İstanbul Barosu avukatlarının başlattığı işkence ve insanlık dışı muamelelerle mücadele hareketinin sonucunda yasal bir zemine kavuşan bu konu, bugün yine İstanbul Barosu avukatlarının öncülük ettiği, görev almama eylemi nedeniyle yeniden kamuoyunun ve özellikle yargılamanın gündemindedir.
Uzunca bir süredir yürütülen çabalara karşın, Adalet Bakanlığı ile Barolar ve avukatlar arasında bir uzlaşma sağlanamamıştır.
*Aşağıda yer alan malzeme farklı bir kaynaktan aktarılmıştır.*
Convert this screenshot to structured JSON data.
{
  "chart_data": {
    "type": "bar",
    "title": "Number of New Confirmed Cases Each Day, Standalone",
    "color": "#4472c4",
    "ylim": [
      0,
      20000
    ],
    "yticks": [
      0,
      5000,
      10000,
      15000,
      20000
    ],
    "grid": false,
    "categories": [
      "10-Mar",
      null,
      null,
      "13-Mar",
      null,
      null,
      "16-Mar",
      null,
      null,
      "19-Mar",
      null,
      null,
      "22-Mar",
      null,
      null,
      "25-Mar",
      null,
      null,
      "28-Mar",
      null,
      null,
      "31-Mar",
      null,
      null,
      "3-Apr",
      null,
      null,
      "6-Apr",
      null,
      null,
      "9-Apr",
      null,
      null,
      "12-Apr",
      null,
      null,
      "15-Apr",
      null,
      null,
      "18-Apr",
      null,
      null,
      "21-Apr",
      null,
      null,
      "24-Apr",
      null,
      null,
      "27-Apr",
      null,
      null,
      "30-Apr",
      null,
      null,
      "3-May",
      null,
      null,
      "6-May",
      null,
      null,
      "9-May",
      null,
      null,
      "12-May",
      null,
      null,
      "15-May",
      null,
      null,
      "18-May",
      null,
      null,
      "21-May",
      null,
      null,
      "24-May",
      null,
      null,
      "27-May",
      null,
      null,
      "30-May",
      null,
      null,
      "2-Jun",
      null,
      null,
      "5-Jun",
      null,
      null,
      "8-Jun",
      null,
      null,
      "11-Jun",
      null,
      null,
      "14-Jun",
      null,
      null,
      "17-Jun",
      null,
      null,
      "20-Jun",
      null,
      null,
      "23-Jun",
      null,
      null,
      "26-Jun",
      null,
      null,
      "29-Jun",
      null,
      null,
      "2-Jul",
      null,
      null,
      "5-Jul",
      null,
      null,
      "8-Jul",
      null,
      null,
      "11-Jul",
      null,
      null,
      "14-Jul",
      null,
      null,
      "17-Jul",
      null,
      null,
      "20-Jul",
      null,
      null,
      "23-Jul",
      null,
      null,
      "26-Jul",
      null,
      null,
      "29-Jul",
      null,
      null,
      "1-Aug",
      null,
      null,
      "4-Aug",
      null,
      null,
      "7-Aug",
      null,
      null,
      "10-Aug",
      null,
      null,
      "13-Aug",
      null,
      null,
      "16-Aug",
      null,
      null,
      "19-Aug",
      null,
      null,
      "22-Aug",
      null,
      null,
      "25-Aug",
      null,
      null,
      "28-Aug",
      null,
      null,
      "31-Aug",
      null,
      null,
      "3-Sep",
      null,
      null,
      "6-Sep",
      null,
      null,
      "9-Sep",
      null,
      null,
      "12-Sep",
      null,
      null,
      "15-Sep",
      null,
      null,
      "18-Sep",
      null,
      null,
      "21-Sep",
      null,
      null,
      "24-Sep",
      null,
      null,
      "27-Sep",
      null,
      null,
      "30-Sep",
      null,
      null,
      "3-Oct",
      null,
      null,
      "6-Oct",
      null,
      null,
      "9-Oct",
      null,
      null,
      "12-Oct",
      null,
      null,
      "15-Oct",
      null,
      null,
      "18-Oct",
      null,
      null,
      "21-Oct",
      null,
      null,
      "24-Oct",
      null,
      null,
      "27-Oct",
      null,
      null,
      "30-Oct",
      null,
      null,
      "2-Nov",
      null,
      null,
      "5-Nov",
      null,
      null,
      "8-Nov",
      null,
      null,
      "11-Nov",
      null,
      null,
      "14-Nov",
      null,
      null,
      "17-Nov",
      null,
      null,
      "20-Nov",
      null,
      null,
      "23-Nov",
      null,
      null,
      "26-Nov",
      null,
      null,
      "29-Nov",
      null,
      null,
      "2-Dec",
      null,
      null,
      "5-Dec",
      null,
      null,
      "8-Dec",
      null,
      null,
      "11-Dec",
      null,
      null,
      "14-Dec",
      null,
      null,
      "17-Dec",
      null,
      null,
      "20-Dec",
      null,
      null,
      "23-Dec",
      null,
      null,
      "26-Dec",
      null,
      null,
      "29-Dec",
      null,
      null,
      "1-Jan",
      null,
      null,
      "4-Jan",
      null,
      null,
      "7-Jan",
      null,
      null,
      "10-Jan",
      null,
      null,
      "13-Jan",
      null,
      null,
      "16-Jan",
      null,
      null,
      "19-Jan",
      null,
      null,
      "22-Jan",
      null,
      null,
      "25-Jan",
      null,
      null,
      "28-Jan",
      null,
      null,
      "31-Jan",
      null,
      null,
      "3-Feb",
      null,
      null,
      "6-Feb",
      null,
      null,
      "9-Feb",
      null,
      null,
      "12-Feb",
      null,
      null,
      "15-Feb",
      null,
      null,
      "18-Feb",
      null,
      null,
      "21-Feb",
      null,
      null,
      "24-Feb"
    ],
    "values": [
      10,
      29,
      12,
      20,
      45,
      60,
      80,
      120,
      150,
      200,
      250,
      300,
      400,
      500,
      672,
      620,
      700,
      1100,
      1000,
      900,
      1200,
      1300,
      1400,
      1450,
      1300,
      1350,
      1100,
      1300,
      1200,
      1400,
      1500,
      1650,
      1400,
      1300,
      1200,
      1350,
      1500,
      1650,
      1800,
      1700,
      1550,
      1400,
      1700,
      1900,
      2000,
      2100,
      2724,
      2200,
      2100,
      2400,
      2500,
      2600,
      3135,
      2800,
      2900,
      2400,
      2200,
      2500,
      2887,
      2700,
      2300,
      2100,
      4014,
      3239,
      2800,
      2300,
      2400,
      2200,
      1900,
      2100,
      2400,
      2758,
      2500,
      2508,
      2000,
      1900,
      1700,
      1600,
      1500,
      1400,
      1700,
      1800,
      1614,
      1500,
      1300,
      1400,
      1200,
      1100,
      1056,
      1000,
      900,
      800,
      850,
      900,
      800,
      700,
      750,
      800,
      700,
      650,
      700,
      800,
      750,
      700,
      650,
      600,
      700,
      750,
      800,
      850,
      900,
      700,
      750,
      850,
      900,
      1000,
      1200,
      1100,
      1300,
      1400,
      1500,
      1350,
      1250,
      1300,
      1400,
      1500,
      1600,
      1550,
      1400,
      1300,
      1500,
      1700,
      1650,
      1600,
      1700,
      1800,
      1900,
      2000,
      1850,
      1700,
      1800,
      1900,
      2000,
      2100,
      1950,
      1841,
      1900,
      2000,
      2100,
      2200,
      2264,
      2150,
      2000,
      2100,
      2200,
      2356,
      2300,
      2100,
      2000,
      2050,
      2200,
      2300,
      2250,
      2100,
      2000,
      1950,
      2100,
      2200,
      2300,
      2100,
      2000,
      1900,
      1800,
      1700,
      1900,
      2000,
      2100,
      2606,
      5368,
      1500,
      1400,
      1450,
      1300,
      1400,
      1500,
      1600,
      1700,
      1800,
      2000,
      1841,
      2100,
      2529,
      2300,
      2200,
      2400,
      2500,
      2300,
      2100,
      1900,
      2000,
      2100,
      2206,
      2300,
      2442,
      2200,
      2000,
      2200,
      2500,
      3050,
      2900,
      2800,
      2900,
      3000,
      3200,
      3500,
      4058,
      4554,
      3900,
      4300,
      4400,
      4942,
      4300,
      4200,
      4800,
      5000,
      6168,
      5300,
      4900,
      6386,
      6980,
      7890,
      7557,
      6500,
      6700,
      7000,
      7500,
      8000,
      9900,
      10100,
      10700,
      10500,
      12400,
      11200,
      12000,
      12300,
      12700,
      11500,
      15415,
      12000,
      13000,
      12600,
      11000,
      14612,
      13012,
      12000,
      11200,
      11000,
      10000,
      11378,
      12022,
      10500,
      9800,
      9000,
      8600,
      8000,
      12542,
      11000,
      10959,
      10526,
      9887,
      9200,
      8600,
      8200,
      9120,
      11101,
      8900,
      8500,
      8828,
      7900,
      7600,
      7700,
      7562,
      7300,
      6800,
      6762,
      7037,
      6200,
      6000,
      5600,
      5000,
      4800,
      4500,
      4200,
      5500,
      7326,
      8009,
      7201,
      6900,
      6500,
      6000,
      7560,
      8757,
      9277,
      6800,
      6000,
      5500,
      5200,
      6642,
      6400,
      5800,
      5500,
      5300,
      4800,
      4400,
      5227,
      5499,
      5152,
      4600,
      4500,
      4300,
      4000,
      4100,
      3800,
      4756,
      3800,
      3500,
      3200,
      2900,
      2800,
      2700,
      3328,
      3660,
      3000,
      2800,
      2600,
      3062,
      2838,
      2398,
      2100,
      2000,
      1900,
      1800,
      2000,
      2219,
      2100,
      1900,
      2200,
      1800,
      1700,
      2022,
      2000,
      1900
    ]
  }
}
Anlaşmazlığın, ücret tarifesindeki düşük bedeller, hangi masrafların ödeneceği ve ödemelerde yaşanan aşırı gecikmeler gibi konularda yoğunlaştığı yapılan açıklamalardan anlaşılmaktadır.
Sorunun maddi boyutu itibariyle, bir kamu görevi olan zorunlu müdafilik hizmetinin üzerinden yüksek oranda vergilerin alınıyor olması, ödemelerdeki aşırı gecikme nedeniyle tahsil edilmeyen ücretin vergisinin ödemesi, gecikme faizi ödenmediği halde vergilerin geç ödenmesi durumunda gecikme cezası tahakkuk ettirilmesi hususları da öne çıkmaktadır.
Sistemde görev alan binlerce avukatın (İstanbul Barosu’nda 3000 den fazla) yaşadığı birçok sorun ve zorluklar ile, hizmetin yerine getirilmesinde yaşanan aksamalar ve kalite sorunu da konunun tartışılması gereken diğer boyutlarıdır.
Bu düşüncelerle;
Yeni Yaklaşımlar olarak, yargı sistemimizin bu sorunlu alanını tartışmaya açmaya karar verdik. Konunun ilgililerini bu ortamda sorunu enine boyuna tartışmaya ve yanı sıra çözüm önerilerini sunmaya davet ediyoruz.